1. Use Descriptive Variable Names

# Good - descriptive and meaningful
client.add_individual(model_id, "GO:0003924", assign_var="hras_gtpase")
client.add_individual(model_id, "GO:0004674", assign_var="braf_kinase")

# Avoid - too generic
client.add_individual(model_id, "GO:0003924", assign_var="x1")
client.add_individual(model_id, "GO:0004674", assign_var="x2")

2. Document Your Variables

# Document the mapping for complex models
VARIABLES = {
    "ras": "HRAS GTPase activity",
    "raf": "BRAF kinase activity",
    "mek": "MAP2K1 kinase activity",
    "erk": "MAPK1 kinase activity"
}

for var_name, description in VARIABLES.items():
    print(f"Creating {description} as '{var_name}'")
    # ... add_individual calls ...

3. Use Variables Consistently

Once you start using variables in a model, use them consistently:

# Consistent - all using variables
client.add_fact(model_id, "ras", "raf", "RO:0002413")
client.add_fact(model_id, "raf", "mek", "RO:0002413")

# Avoid mixing (though it works)
client.add_fact(model_id, "ras", actual_raf_id, "RO:0002413")  # Mixed

Troubleshooting

Variable Not Found

If a variable isn't resolving:

# Check if the variable is tracked
variables = client.get_variables(model_id)
if "my_var" not in variables:
    print("Variable 'my_var' not tracked. Was it assigned?")

Tracking Not Working

If tracking seems to fail:

# Verify tracking is enabled
print(f"Tracking enabled: {client.track_variables}")

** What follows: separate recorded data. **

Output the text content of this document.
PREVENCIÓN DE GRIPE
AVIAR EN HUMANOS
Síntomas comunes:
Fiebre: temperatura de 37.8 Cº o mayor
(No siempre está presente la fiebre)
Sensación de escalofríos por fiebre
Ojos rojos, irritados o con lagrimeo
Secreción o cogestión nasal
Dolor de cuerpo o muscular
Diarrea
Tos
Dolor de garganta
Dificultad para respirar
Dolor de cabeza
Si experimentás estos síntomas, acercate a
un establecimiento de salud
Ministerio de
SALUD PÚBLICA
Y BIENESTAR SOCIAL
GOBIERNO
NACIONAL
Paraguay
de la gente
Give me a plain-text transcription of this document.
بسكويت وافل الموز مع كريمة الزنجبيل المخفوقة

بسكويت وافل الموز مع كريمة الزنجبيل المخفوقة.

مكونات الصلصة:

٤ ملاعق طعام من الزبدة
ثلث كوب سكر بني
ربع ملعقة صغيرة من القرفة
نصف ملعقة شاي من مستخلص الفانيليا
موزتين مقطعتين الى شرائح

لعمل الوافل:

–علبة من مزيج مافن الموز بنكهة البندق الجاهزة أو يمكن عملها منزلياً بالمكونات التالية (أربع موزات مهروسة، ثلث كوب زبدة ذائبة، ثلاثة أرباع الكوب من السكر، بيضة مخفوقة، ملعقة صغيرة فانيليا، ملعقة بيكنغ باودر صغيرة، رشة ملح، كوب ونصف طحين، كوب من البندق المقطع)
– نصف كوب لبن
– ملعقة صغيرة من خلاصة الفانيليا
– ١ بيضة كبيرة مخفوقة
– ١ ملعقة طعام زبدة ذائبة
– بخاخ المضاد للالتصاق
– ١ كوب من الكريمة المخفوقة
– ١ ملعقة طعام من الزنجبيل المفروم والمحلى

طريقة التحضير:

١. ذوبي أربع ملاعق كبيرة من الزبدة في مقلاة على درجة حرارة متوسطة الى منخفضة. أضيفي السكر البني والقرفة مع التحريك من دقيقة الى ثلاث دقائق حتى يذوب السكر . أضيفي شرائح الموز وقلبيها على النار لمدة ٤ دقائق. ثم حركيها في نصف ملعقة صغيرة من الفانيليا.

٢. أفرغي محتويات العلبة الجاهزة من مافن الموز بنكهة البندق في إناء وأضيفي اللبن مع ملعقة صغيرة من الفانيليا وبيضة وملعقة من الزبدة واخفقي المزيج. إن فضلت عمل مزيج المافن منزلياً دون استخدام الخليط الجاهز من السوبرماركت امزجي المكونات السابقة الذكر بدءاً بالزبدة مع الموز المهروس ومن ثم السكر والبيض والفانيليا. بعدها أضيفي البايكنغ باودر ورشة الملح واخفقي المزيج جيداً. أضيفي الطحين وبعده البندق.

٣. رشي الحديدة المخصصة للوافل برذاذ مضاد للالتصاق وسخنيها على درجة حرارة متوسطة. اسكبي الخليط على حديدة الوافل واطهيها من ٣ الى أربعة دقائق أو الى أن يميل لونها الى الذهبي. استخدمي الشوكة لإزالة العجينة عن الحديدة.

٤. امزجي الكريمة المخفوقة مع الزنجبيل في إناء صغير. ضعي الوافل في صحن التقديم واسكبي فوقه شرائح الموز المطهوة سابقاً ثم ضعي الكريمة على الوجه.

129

# Check the response for errors
response = client.add_individual(model_id, "GO:0003924", assign_var="test")
if not response.ok:
    print(f"Add failed: {response.raw}")

Summary

Variable tracking makes GO-CAM model creation more intuitive by:

  • Eliminating ID management - No need to parse responses and track IDs
  • Improving code readability - Use meaningful names like "ras" instead of "gomodel:123/ind-456"
  • Reducing errors - No risk of using wrong IDs or typos in long ID strings
  • Enabling cleaner scripts - Focus on biology, not bookkeeping

The feature is enabled by default and works transparently with all model operations, making it the recommended way to build GO-CAM models programmatically.